Tuesday, May 20, 2008

The search continues

ABC Australia joins an all-star cast of philosophers, neuroscientists, monks (and some who are a combination of those!) in a terrific continuation of the neuroscience/Buddhism collaboration on happiness.


All In The Mind - 17 May 2008 - The science of happiness


Natasha Mitchell: Well Matthieu and Alan can I bring you both in here, do you see meditation as the only vehicle for studying happiness as a way of being?

Matthieu Ricard: Well not if we think of meditation again as sitting under a mango tree and emptying your mind—but if meditation means to cultivate until it becomes familiar—yes, for sure, what will come without training? That would make no sense. So meditation is training of that spoilt brat of the mind. And unless you do that it will remain chaotic.

...

Natasha Mitchell: Daniel, I wonder whether we can apply science definitively to working out why the hell we often pursue things that absolutely make us unhappy but we think that they will make us happy—money is a great one; the expectation is that we should desperately quest for money and it will make us happy. Yet we keep stumbling into a state of unhappiness in relation to our relationship with money—so what can science say about why we keep doing that, is there an evolutionary compulsion?
... why doesn't someone when they get to that future just tell the rest of us to stop questing?

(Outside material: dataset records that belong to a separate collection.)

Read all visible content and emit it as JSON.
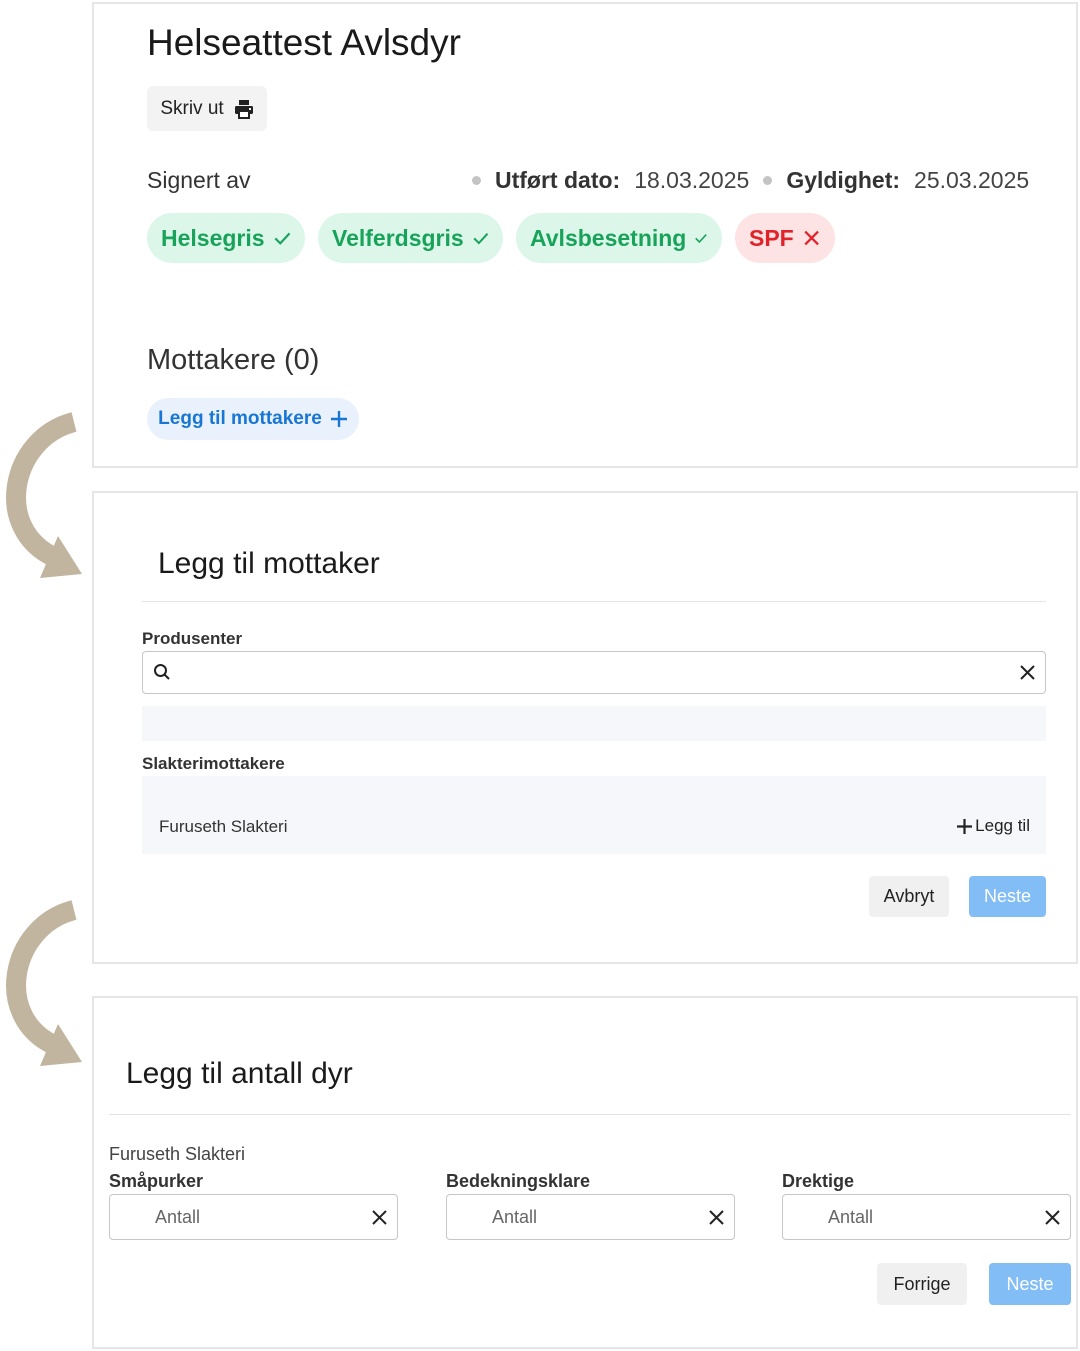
{
  "certificate": {
    "title": "Helseattest Avlsdyr",
    "print_label": "Skriv ut",
    "signed_label": "Signert av",
    "performed_label": "Utført dato:",
    "performed_value": "18.03.2025",
    "validity_label": "Gyldighet:",
    "validity_value": "25.03.2025",
    "chips": [
      {
        "label": "Helsegris",
        "status": "ok"
      },
      {
        "label": "Velferdsgris",
        "status": "ok"
      },
      {
        "label": "Avlsbesetning",
        "status": "ok"
      },
      {
        "label": "SPF",
        "status": "bad"
      }
    ],
    "recipients_title": "Mottakere (0)",
    "add_recipients_label": "Legg til mottakere"
  },
  "add_recipient": {
    "title": "Legg til mottaker",
    "producers_label": "Produsenter",
    "search_value": "",
    "slaughter_label": "Slakterimottakere",
    "slaughter_items": [
      {
        "name": "Furuseth Slakteri",
        "action": "Legg til"
      }
    ],
    "cancel_label": "Avbryt",
    "next_label": "Neste"
  },
  "add_count": {
    "title": "Legg til antall dyr",
    "recipient_name": "Furuseth Slakteri",
    "fields": [
      {
        "label": "Småpurker",
        "placeholder": "Antall"
      },
      {
        "label": "Bedekningsklare",
        "placeholder": "Antall"
      },
      {
        "label": "Drektige",
        "placeholder": "Antall"
      }
    ],
    "prev_label": "Forrige",
    "next_label": "Neste"
  },
  "colors": {
    "success": "#19a35a",
    "success_bg": "#dcf7ea",
    "danger": "#e0232b",
    "danger_bg": "#fde3e3",
    "primary": "#1976d2",
    "primary_light": "#82bdf6",
    "arrow": "#c2b59f"
  },
  "icons": {
    "print": "printer-icon",
    "check": "check-icon",
    "cross": "close-icon",
    "plus": "plus-icon",
    "search": "search-icon",
    "clear": "clear-icon",
    "flow": "curved-arrow-icon"
  }
}
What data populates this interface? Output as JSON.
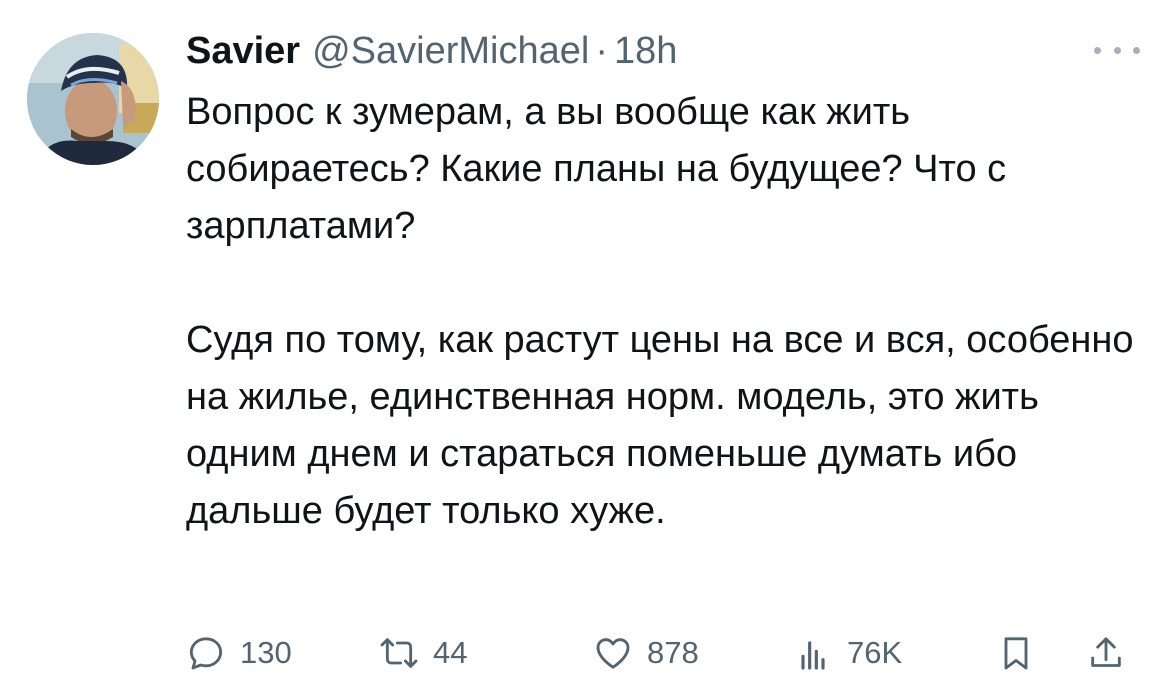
{
  "author": {
    "name": "Savier",
    "handle": "@SavierMichael",
    "separator": "·",
    "time": "18h"
  },
  "tweet": {
    "paragraph1": "Вопрос к зумерам, а вы вообще как жить собираетесь? Какие планы на будущее? Что с зарплатами?",
    "paragraph2": "Судя по тому, как растут цены на все и вся, особенно на жилье, единственная норм. модель, это жить одним днем и стараться поменьше думать ибо дальше будет только хуже."
  },
  "actions": {
    "replies": "130",
    "retweets": "44",
    "likes": "878",
    "views": "76K"
  },
  "icons": {
    "more": "more-horizontal-icon",
    "reply": "reply-icon",
    "retweet": "retweet-icon",
    "like": "heart-icon",
    "views": "analytics-icon",
    "bookmark": "bookmark-icon",
    "share": "share-icon"
  },
  "colors": {
    "text": "#0f1419",
    "secondary": "#536471",
    "background": "#ffffff"
  }
}
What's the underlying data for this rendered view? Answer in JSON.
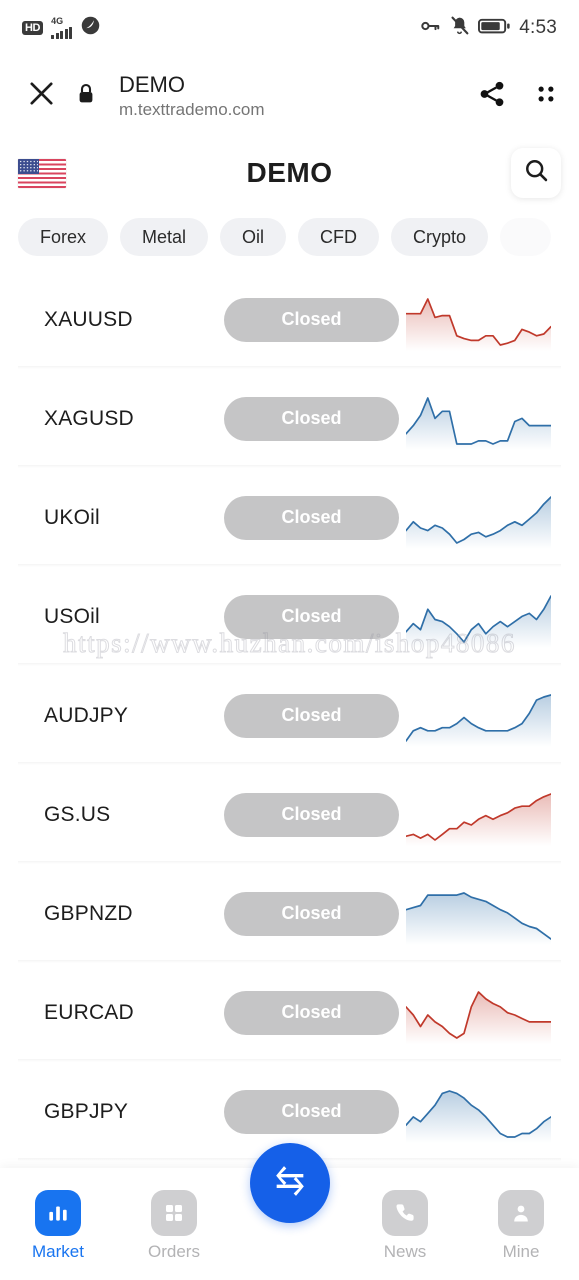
{
  "statusbar": {
    "hd_label": "HD",
    "network_label": "4G",
    "time": "4:53",
    "icons": [
      "hd-badge",
      "signal-bars",
      "data-saver-icon",
      "vpn-key-icon",
      "notifications-muted-icon",
      "battery-icon"
    ]
  },
  "browser": {
    "title": "DEMO",
    "url": "m.texttrademo.com",
    "close_icon": "close-icon",
    "lock_icon": "lock-icon",
    "share_icon": "share-icon",
    "menu_icon": "grid-menu-icon"
  },
  "app_header": {
    "title": "DEMO",
    "flag": "us-flag-icon",
    "search_icon": "search-icon"
  },
  "categories": [
    {
      "label": "Forex",
      "active": false
    },
    {
      "label": "Metal",
      "active": false
    },
    {
      "label": "Oil",
      "active": false
    },
    {
      "label": "CFD",
      "active": false
    },
    {
      "label": "Crypto",
      "active": false
    }
  ],
  "instruments": [
    {
      "symbol": "XAUUSD",
      "status": "Closed",
      "trend": "down",
      "color": "#c0392b"
    },
    {
      "symbol": "XAGUSD",
      "status": "Closed",
      "trend": "down",
      "color": "#2f6fa8"
    },
    {
      "symbol": "UKOil",
      "status": "Closed",
      "trend": "up",
      "color": "#2f6fa8"
    },
    {
      "symbol": "USOil",
      "status": "Closed",
      "trend": "up",
      "color": "#2f6fa8"
    },
    {
      "symbol": "AUDJPY",
      "status": "Closed",
      "trend": "up",
      "color": "#2f6fa8"
    },
    {
      "symbol": "GS.US",
      "status": "Closed",
      "trend": "up",
      "color": "#c0392b"
    },
    {
      "symbol": "GBPNZD",
      "status": "Closed",
      "trend": "down",
      "color": "#2f6fa8"
    },
    {
      "symbol": "EURCAD",
      "status": "Closed",
      "trend": "down",
      "color": "#c0392b"
    },
    {
      "symbol": "GBPJPY",
      "status": "Closed",
      "trend": "down",
      "color": "#2f6fa8"
    }
  ],
  "chart_data": {
    "type": "line",
    "title": "Instrument sparklines",
    "xlabel": "",
    "ylabel": "",
    "grid": false,
    "legend": "none",
    "series": [
      {
        "name": "XAUUSD",
        "color": "#c0392b",
        "values": [
          62,
          62,
          62,
          78,
          58,
          60,
          60,
          38,
          35,
          33,
          33,
          38,
          38,
          28,
          30,
          33,
          45,
          42,
          38,
          40,
          48
        ]
      },
      {
        "name": "XAGUSD",
        "color": "#2f6fa8",
        "values": [
          40,
          48,
          58,
          75,
          55,
          62,
          62,
          30,
          30,
          30,
          33,
          33,
          30,
          33,
          33,
          52,
          55,
          48,
          48,
          48,
          48
        ]
      },
      {
        "name": "UKOil",
        "color": "#2f6fa8",
        "values": [
          42,
          52,
          45,
          42,
          48,
          45,
          38,
          28,
          32,
          38,
          40,
          35,
          38,
          42,
          48,
          52,
          48,
          55,
          62,
          72,
          80
        ]
      },
      {
        "name": "USOil",
        "color": "#2f6fa8",
        "values": [
          40,
          48,
          42,
          62,
          52,
          50,
          45,
          38,
          30,
          42,
          48,
          38,
          45,
          50,
          45,
          50,
          55,
          58,
          52,
          62,
          75
        ]
      },
      {
        "name": "AUDJPY",
        "color": "#2f6fa8",
        "values": [
          35,
          45,
          48,
          45,
          45,
          48,
          48,
          52,
          58,
          52,
          48,
          45,
          45,
          45,
          45,
          48,
          52,
          62,
          75,
          78,
          80
        ]
      },
      {
        "name": "GS.US",
        "color": "#c0392b",
        "values": [
          30,
          32,
          28,
          32,
          26,
          32,
          38,
          38,
          45,
          42,
          48,
          52,
          48,
          52,
          55,
          60,
          62,
          62,
          68,
          72,
          75
        ]
      },
      {
        "name": "GBPNZD",
        "color": "#2f6fa8",
        "values": [
          58,
          60,
          62,
          72,
          72,
          72,
          72,
          72,
          74,
          70,
          68,
          66,
          62,
          58,
          55,
          50,
          45,
          42,
          40,
          35,
          30
        ]
      },
      {
        "name": "EURCAD",
        "color": "#c0392b",
        "values": [
          55,
          48,
          38,
          48,
          42,
          38,
          32,
          28,
          32,
          55,
          68,
          62,
          58,
          55,
          50,
          48,
          45,
          42,
          42,
          42,
          42
        ]
      },
      {
        "name": "GBPJPY",
        "color": "#2f6fa8",
        "values": [
          45,
          52,
          48,
          55,
          62,
          72,
          74,
          72,
          68,
          62,
          58,
          52,
          45,
          38,
          35,
          35,
          38,
          38,
          42,
          48,
          52
        ]
      }
    ]
  },
  "watermark": {
    "text": "https://www.huzhan.com/ishop48086"
  },
  "bottomnav": {
    "items": [
      {
        "label": "Market",
        "icon": "bar-chart-icon",
        "active": true
      },
      {
        "label": "Orders",
        "icon": "grid-icon",
        "active": false
      },
      {
        "label": "News",
        "icon": "phone-icon",
        "active": false
      },
      {
        "label": "Mine",
        "icon": "person-icon",
        "active": false
      }
    ],
    "fab": {
      "icon": "exchange-arrows-icon"
    }
  },
  "colors": {
    "accent": "#1874f0",
    "fab": "#1560e8",
    "up_line": "#2f6fa8",
    "down_line": "#c0392b",
    "pill_bg": "#c5c5c6",
    "chip_bg": "#f0f1f4"
  }
}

Daniel Gilbert: Oh they do, they do all the time and we make sure not to listen. What we say from other people's experience is well you're not exactly like me, you know I understand that getting the vacation home in Hawaii didn't do it for you, I don't know what's wrong with you, it sure would make me happy. Look Alan was alluding to...there's lots of data on lottery winners—guess what, on average they are as happy as people who don't win the lottery. Some are ecstatic; some are miserable. Tell that to everybody and they nod and they say, 'But yes, if I won the lottery... So I think one of the things we really fail to do is learn from people who've already visited the very future that we're contemplating, who have real data to share with us and the reason we don't listen is we think we are marvellously unique. Well guess what, human beings are remarkably the same when it comes to their emotional reactions to stimuli, that's why everybody laughs at a Comedy Club, they cry at a funeral—we basically have the same responses. You can learn a lot from other people.



1 comment:

Miss B said...

this reminds me of a powerful quote I read in "Skinny Legs and All" by Tom Robbins. I can't give the exact quote, but the book describes the veils worn by mankind- veils that prevent us from living an authentic life. One of those is money. Robbins describes how foolishly we chase money thinking that it will bring us happiness, but moments before death, we (the rich and the poor) often regret wasting our short lives chasing around little pieces of paper- worthless so-called valuable paper.